Michael Cain said...

Don't forget the impacts of automation on manufacturing employment. Over the course of the 20th century, employment in agriculture declined from 40% of the workforce to 2%. In the early years the decline looked linear, but eventually tailed off.

From Henry Ford's original assembly line to the 1960s or so, the hours of human labor required to assemble a car went from 100 to about 20. More recently, computer control has made it possible to automate an wide range of tasks, eg, precision machining of complex forms. If transportation costs bring manufacturing back to the US, it is not clear how many jobs will be generated.

Nick G said...

I'm baffled that Krugman is being so sloppy - it really misleads his readers to not cover the key factor: manufacturing labor productivity.

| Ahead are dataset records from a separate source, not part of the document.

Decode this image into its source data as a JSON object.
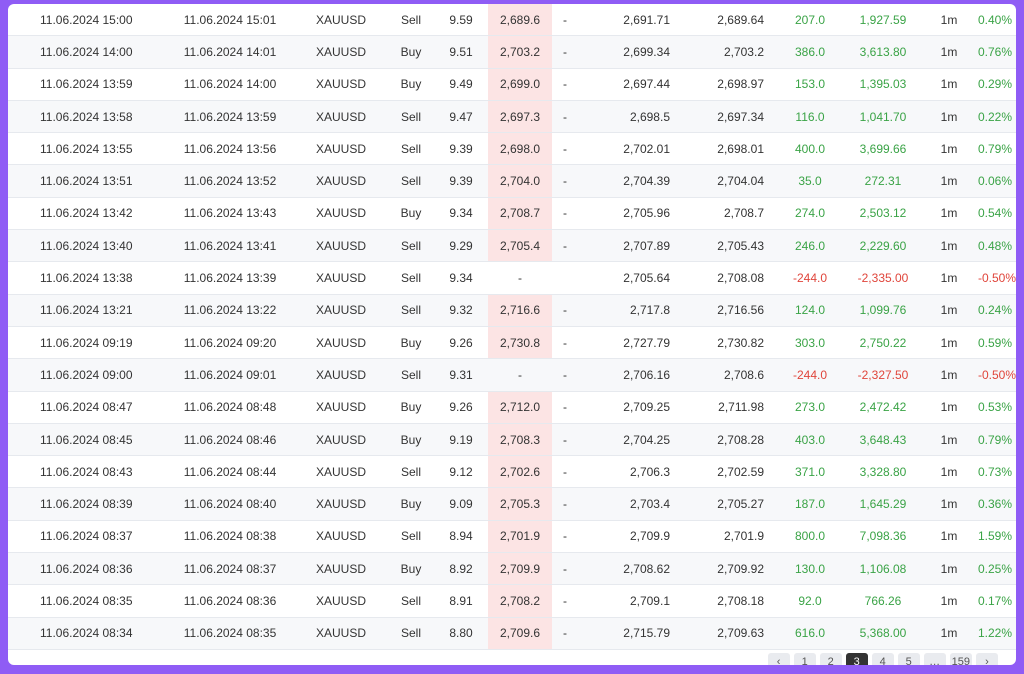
{
  "trades": [
    {
      "open": "11.06.2024 15:00",
      "close": "11.06.2024 15:01",
      "symbol": "XAUUSD",
      "side": "Sell",
      "lot": "9.59",
      "sl": "2,689.6",
      "tp": "-",
      "entry": "2,691.71",
      "exit": "2,689.64",
      "pips": "207.0",
      "pnl": "1,927.59",
      "tf": "1m",
      "pct": "0.40%",
      "status": "pos"
    },
    {
      "open": "11.06.2024 14:00",
      "close": "11.06.2024 14:01",
      "symbol": "XAUUSD",
      "side": "Buy",
      "lot": "9.51",
      "sl": "2,703.2",
      "tp": "-",
      "entry": "2,699.34",
      "exit": "2,703.2",
      "pips": "386.0",
      "pnl": "3,613.80",
      "tf": "1m",
      "pct": "0.76%",
      "status": "pos"
    },
    {
      "open": "11.06.2024 13:59",
      "close": "11.06.2024 14:00",
      "symbol": "XAUUSD",
      "side": "Buy",
      "lot": "9.49",
      "sl": "2,699.0",
      "tp": "-",
      "entry": "2,697.44",
      "exit": "2,698.97",
      "pips": "153.0",
      "pnl": "1,395.03",
      "tf": "1m",
      "pct": "0.29%",
      "status": "pos"
    },
    {
      "open": "11.06.2024 13:58",
      "close": "11.06.2024 13:59",
      "symbol": "XAUUSD",
      "side": "Sell",
      "lot": "9.47",
      "sl": "2,697.3",
      "tp": "-",
      "entry": "2,698.5",
      "exit": "2,697.34",
      "pips": "116.0",
      "pnl": "1,041.70",
      "tf": "1m",
      "pct": "0.22%",
      "status": "pos"
    },
    {
      "open": "11.06.2024 13:55",
      "close": "11.06.2024 13:56",
      "symbol": "XAUUSD",
      "side": "Sell",
      "lot": "9.39",
      "sl": "2,698.0",
      "tp": "-",
      "entry": "2,702.01",
      "exit": "2,698.01",
      "pips": "400.0",
      "pnl": "3,699.66",
      "tf": "1m",
      "pct": "0.79%",
      "status": "pos"
    },
    {
      "open": "11.06.2024 13:51",
      "close": "11.06.2024 13:52",
      "symbol": "XAUUSD",
      "side": "Sell",
      "lot": "9.39",
      "sl": "2,704.0",
      "tp": "-",
      "entry": "2,704.39",
      "exit": "2,704.04",
      "pips": "35.0",
      "pnl": "272.31",
      "tf": "1m",
      "pct": "0.06%",
      "status": "pos"
    },
    {
      "open": "11.06.2024 13:42",
      "close": "11.06.2024 13:43",
      "symbol": "XAUUSD",
      "side": "Buy",
      "lot": "9.34",
      "sl": "2,708.7",
      "tp": "-",
      "entry": "2,705.96",
      "exit": "2,708.7",
      "pips": "274.0",
      "pnl": "2,503.12",
      "tf": "1m",
      "pct": "0.54%",
      "status": "pos"
    },
    {
      "open": "11.06.2024 13:40",
      "close": "11.06.2024 13:41",
      "symbol": "XAUUSD",
      "side": "Sell",
      "lot": "9.29",
      "sl": "2,705.4",
      "tp": "-",
      "entry": "2,707.89",
      "exit": "2,705.43",
      "pips": "246.0",
      "pnl": "2,229.60",
      "tf": "1m",
      "pct": "0.48%",
      "status": "pos"
    },
    {
      "open": "11.06.2024 13:38",
      "close": "11.06.2024 13:39",
      "symbol": "XAUUSD",
      "side": "Sell",
      "lot": "9.34",
      "sl": "-",
      "tp": "",
      "entry": "2,705.64",
      "exit": "2,708.08",
      "pips": "-244.0",
      "pnl": "-2,335.00",
      "tf": "1m",
      "pct": "-0.50%",
      "status": "neg"
    },
    {
      "open": "11.06.2024 13:21",
      "close": "11.06.2024 13:22",
      "symbol": "XAUUSD",
      "side": "Sell",
      "lot": "9.32",
      "sl": "2,716.6",
      "tp": "-",
      "entry": "2,717.8",
      "exit": "2,716.56",
      "pips": "124.0",
      "pnl": "1,099.76",
      "tf": "1m",
      "pct": "0.24%",
      "status": "pos"
    },
    {
      "open": "11.06.2024 09:19",
      "close": "11.06.2024 09:20",
      "symbol": "XAUUSD",
      "side": "Buy",
      "lot": "9.26",
      "sl": "2,730.8",
      "tp": "-",
      "entry": "2,727.79",
      "exit": "2,730.82",
      "pips": "303.0",
      "pnl": "2,750.22",
      "tf": "1m",
      "pct": "0.59%",
      "status": "pos"
    },
    {
      "open": "11.06.2024 09:00",
      "close": "11.06.2024 09:01",
      "symbol": "XAUUSD",
      "side": "Sell",
      "lot": "9.31",
      "sl": "-",
      "tp": "-",
      "entry": "2,706.16",
      "exit": "2,708.6",
      "pips": "-244.0",
      "pnl": "-2,327.50",
      "tf": "1m",
      "pct": "-0.50%",
      "status": "neg"
    },
    {
      "open": "11.06.2024 08:47",
      "close": "11.06.2024 08:48",
      "symbol": "XAUUSD",
      "side": "Buy",
      "lot": "9.26",
      "sl": "2,712.0",
      "tp": "-",
      "entry": "2,709.25",
      "exit": "2,711.98",
      "pips": "273.0",
      "pnl": "2,472.42",
      "tf": "1m",
      "pct": "0.53%",
      "status": "pos"
    },
    {
      "open": "11.06.2024 08:45",
      "close": "11.06.2024 08:46",
      "symbol": "XAUUSD",
      "side": "Buy",
      "lot": "9.19",
      "sl": "2,708.3",
      "tp": "-",
      "entry": "2,704.25",
      "exit": "2,708.28",
      "pips": "403.0",
      "pnl": "3,648.43",
      "tf": "1m",
      "pct": "0.79%",
      "status": "pos"
    },
    {
      "open": "11.06.2024 08:43",
      "close": "11.06.2024 08:44",
      "symbol": "XAUUSD",
      "side": "Sell",
      "lot": "9.12",
      "sl": "2,702.6",
      "tp": "-",
      "entry": "2,706.3",
      "exit": "2,702.59",
      "pips": "371.0",
      "pnl": "3,328.80",
      "tf": "1m",
      "pct": "0.73%",
      "status": "pos"
    },
    {
      "open": "11.06.2024 08:39",
      "close": "11.06.2024 08:40",
      "symbol": "XAUUSD",
      "side": "Buy",
      "lot": "9.09",
      "sl": "2,705.3",
      "tp": "-",
      "entry": "2,703.4",
      "exit": "2,705.27",
      "pips": "187.0",
      "pnl": "1,645.29",
      "tf": "1m",
      "pct": "0.36%",
      "status": "pos"
    },
    {
      "open": "11.06.2024 08:37",
      "close": "11.06.2024 08:38",
      "symbol": "XAUUSD",
      "side": "Sell",
      "lot": "8.94",
      "sl": "2,701.9",
      "tp": "-",
      "entry": "2,709.9",
      "exit": "2,701.9",
      "pips": "800.0",
      "pnl": "7,098.36",
      "tf": "1m",
      "pct": "1.59%",
      "status": "pos"
    },
    {
      "open": "11.06.2024 08:36",
      "close": "11.06.2024 08:37",
      "symbol": "XAUUSD",
      "side": "Buy",
      "lot": "8.92",
      "sl": "2,709.9",
      "tp": "-",
      "entry": "2,708.62",
      "exit": "2,709.92",
      "pips": "130.0",
      "pnl": "1,106.08",
      "tf": "1m",
      "pct": "0.25%",
      "status": "pos"
    },
    {
      "open": "11.06.2024 08:35",
      "close": "11.06.2024 08:36",
      "symbol": "XAUUSD",
      "side": "Sell",
      "lot": "8.91",
      "sl": "2,708.2",
      "tp": "-",
      "entry": "2,709.1",
      "exit": "2,708.18",
      "pips": "92.0",
      "pnl": "766.26",
      "tf": "1m",
      "pct": "0.17%",
      "status": "pos"
    },
    {
      "open": "11.06.2024 08:34",
      "close": "11.06.2024 08:35",
      "symbol": "XAUUSD",
      "side": "Sell",
      "lot": "8.80",
      "sl": "2,709.6",
      "tp": "-",
      "entry": "2,715.79",
      "exit": "2,709.63",
      "pips": "616.0",
      "pnl": "5,368.00",
      "tf": "1m",
      "pct": "1.22%",
      "status": "pos"
    }
  ],
  "pagination": {
    "items": [
      "‹",
      "1",
      "2",
      "3",
      "4",
      "5",
      "…",
      "159",
      "›"
    ],
    "active_index": 3
  },
  "colors": {
    "frame": "#8f5cf5",
    "positive": "#3aa346",
    "negative": "#e0453b",
    "sl_highlight": "#fce4e4"
  }
}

The US manufactures 50% more now than it did in 1978. People are misled by the fact that US manufacturing employment has dropped substantially in that period. But, that was caused by sharply rising manufacturing labor productivity, rather than by a decline in absolute levels of manufacturing output. See nice charts at and data at, including , Historic Timeseries - SIC (1958-2001), "Shipments"

What happened in the 90's was that US domestic manufacturing stopped growing, not that it declined. Flat production meant that rapidly growing labor productivity reduced manufacturing employment equally quickly.

It would be very hard for US manufacturing to grow faster than labor productivity, which tends to grow 3-5% per year. So, the best we can hope for is flat employment levels. That, of course, would be a relief for US workers in manufacturing.

Harish Kumar said...

I am just wondering guys, given the advances in computer technology and robotics(chips and software), is it possible to make a car without any human interference at all? Given the level of technological advances in computer vision (which we see everyday on TV as cruise missiles find their target unerringly), I am surprised that we still have human workers in many manufacturing facilities. What has prevented our workforce from being completely replaced by robots? Given todays technology, robots should be able to build more robots, in fact given a problem to tbe solved, a robot should be able to design another robot (number of manipulative units (arms), level of processing power(brains), etc.)

At least given a blueprint, one robot should be able to manufacture another.

I am pretty amazed to see so many human workers in factories and mines.

Has there been a deliberate policy to keep humans working?